Я, наверное, выглядела совсем растерянной, потому что он обнял меня за плечи.

– Не волнуйся. Все в порядке. Это из-за моих картин. Я потом расскажу.

– Ты всю ночь вел машину, – сказала я.

– Да, и нельзя ли поставить ее здесь? – Он кивнул на улицу, на указатели, мусор и невнятную разметку.

– Конечно, – уверила я, – оставляй, и часам к девяти ее эвакуируют.

Тут мы оба расхохотались, и он пригладил мне волосы жестом, который я помнила по лагерю, и стал целовать, целовать, целовать.

– Девяти еще нет?

– Нет, – сказала я. – У нас еще больше двух часов.

Мы поднялись наверх с его тяжелым мешком, и я заперла за нами дверь и позвонила сказать, что заболела.

Глава 78
МЭРИ

Роберт не переезжал ко мне: он просто остался, вместе со своим большим тяжелым мешком и остальными вещами, которые он привез в машине, – мольбертами, и красками, и холстами, и запасными ботинками, и с бутылкой вина, купленной для меня вместо гостинца. Мне так же не приходило в голову расспрашивать, какие у него планы, или советовать подыскать себе другое жилье, как самой выехать из квартиры. Признаюсь, я жила тогда в раю – просыпалась и видела его загорелые руки, раскинутые по моей запасной подушке, и темные завитки волос у меня на плече. Я ходила на занятия, возвращалась, не оставаясь поработать в школьной студии, и мы снова на полдня забирались в постель.

По субботам и воскресеньям мы поднимались часам к двум и шли в парк на этюды, или ездили в Виргинию, или, если шел дождь, ходили в Национальную галерею. Я точно помню, что по крайней мере однажды мы проходили через тот зал, где висит «Леда», и те портреты, и тот потрясающий Мане с винными бокалами; могу поклясться, он обратил больше внимания на Мане, чем на «Леду», которая его как будто не заинтересовала, – по крайней мере так он держался при мне. Мы читали все таблички, и он комментировал технику Мане, а потом отошел, качая головой, словно не находил слов от восхищения. К концу первой недели он строго сказал мне, что я мало работаю, и он считает, это из-за него. После этого я часто, возвращаясь домой, находила подготовленный для меня холст с серой или бежевой грунтовкой. Под его руководством я стала работать прилежней, чем когда-либо раньше, и заставляла себя выбирать более сложные темы.
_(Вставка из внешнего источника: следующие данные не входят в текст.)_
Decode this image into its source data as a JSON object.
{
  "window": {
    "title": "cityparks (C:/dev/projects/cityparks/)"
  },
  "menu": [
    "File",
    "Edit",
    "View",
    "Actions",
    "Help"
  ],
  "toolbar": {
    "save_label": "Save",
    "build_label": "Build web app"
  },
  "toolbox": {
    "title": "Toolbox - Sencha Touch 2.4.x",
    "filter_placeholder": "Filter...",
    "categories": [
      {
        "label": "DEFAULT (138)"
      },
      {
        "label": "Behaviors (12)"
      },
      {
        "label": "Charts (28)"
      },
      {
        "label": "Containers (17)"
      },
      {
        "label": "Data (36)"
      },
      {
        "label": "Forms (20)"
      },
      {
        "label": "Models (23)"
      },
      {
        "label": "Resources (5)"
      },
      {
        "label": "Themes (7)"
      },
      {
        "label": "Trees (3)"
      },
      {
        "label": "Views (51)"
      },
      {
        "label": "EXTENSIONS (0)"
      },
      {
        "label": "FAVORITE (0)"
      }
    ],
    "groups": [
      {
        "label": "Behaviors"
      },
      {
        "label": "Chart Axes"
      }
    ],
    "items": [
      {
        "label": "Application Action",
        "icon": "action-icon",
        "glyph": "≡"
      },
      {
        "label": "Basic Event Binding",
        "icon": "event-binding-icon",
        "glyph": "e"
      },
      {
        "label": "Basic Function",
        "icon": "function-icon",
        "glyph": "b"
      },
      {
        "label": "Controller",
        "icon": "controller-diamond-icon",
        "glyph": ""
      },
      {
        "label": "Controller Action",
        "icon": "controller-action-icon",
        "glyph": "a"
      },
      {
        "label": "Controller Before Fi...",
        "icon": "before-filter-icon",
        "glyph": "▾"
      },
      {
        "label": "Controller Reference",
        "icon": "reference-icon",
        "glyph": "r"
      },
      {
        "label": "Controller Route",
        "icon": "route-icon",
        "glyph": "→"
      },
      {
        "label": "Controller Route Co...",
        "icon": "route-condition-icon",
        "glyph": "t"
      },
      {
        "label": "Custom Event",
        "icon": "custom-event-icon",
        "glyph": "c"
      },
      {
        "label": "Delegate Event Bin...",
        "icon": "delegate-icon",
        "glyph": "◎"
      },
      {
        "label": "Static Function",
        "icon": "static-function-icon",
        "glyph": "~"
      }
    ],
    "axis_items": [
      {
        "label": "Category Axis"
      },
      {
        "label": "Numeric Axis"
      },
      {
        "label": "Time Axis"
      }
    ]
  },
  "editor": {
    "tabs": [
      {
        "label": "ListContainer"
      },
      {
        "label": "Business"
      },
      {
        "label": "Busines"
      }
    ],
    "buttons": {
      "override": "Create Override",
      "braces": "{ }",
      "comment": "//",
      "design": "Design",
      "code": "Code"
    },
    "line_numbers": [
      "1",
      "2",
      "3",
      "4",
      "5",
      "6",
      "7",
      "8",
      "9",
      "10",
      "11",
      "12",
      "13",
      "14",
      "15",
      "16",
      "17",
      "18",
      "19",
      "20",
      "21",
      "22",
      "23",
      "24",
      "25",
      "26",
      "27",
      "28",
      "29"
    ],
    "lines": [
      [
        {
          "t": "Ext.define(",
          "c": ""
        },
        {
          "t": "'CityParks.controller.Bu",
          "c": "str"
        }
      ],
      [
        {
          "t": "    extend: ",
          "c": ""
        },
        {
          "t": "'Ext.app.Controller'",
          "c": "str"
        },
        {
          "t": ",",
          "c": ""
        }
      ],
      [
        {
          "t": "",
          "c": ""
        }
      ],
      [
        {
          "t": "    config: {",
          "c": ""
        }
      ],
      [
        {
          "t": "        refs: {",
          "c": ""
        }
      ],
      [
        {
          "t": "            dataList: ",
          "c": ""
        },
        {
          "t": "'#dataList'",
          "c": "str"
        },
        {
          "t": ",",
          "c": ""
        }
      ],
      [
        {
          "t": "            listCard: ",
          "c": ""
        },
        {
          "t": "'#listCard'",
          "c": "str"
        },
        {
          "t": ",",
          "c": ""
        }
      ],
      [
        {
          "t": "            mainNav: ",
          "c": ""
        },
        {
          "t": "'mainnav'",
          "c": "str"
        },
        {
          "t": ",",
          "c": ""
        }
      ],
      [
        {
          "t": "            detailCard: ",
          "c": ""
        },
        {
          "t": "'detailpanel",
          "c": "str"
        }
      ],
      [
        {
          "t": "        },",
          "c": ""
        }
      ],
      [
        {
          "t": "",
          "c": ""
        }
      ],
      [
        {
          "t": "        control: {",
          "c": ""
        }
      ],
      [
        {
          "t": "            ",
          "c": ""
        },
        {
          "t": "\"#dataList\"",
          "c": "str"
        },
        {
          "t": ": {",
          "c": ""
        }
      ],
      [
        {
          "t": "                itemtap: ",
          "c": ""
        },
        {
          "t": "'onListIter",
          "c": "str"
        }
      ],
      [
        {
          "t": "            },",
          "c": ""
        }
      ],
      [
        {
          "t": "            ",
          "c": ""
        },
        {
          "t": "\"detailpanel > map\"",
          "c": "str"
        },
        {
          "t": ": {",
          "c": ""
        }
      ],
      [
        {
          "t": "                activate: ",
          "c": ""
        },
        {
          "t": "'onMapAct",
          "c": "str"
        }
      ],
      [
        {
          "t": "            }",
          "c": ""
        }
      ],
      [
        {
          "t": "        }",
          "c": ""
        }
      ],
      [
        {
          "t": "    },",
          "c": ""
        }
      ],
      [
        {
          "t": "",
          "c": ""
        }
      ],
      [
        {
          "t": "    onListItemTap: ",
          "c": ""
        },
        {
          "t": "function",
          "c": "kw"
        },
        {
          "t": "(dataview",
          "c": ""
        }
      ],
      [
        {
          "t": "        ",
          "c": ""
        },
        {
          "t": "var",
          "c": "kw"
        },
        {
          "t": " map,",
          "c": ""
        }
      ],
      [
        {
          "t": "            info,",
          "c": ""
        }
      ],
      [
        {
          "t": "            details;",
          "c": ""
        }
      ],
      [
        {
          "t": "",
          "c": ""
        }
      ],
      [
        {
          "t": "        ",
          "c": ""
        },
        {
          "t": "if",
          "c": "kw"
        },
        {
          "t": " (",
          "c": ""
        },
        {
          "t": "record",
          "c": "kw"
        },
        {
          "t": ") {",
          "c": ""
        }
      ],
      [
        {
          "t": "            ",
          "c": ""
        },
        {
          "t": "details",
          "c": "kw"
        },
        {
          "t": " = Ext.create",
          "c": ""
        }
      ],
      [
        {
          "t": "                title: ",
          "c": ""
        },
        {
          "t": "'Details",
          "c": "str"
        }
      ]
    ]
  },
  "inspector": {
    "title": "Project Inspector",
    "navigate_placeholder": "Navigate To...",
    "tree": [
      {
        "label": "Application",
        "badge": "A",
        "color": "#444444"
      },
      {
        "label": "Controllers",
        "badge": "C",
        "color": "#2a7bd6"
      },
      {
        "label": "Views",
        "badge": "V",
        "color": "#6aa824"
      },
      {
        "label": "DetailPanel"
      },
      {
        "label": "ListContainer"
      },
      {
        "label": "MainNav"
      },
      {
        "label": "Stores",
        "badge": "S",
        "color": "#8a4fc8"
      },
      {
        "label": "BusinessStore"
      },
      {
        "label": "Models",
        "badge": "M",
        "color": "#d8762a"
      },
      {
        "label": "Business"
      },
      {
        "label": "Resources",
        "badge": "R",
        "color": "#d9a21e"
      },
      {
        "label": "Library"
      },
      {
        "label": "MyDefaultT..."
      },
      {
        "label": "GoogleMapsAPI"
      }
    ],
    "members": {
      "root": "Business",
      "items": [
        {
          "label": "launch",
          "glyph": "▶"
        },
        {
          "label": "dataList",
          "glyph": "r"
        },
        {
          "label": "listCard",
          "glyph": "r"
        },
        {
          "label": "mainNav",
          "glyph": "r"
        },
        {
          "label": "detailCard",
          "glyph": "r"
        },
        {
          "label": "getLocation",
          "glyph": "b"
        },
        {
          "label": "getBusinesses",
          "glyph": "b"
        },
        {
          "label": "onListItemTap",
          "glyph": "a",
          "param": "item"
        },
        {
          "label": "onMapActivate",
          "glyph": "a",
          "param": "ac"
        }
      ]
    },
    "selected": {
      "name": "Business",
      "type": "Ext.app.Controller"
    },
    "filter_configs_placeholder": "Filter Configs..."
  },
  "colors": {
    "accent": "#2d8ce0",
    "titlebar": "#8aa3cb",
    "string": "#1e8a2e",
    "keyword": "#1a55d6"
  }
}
Я, например, писала самого Роберта, сидящего в брюках хаки на моей кухонной табуретке, голого по пояс. Он научил меня лучше прорисовывать кисть руки, заметив, что я стараюсь избегать ее. Он научил меня не пренебрегать в составлении натюрмортов цветами, напомнив, как много великих художников считали их серьезным вызовом. Как-то он принес домой неосвежеванную тушку кролика – до сих пор не представляю, где он его раздобыл, – и большую форель, и мы составили из них композицию с фруктами и цветами и написали пару барочных натюрмортов, подражаний старым мастерам, и посмеялись над ними. Потом он освежевал и приготовил кролика и форель, и получилось изумительно вкусно. Он сказал, что учился готовить у своей матери-француженки, правда, на моей памяти он почти никогда этим не занимался. Мы часто ели консервированные супы, запивали вином, и нам хватало.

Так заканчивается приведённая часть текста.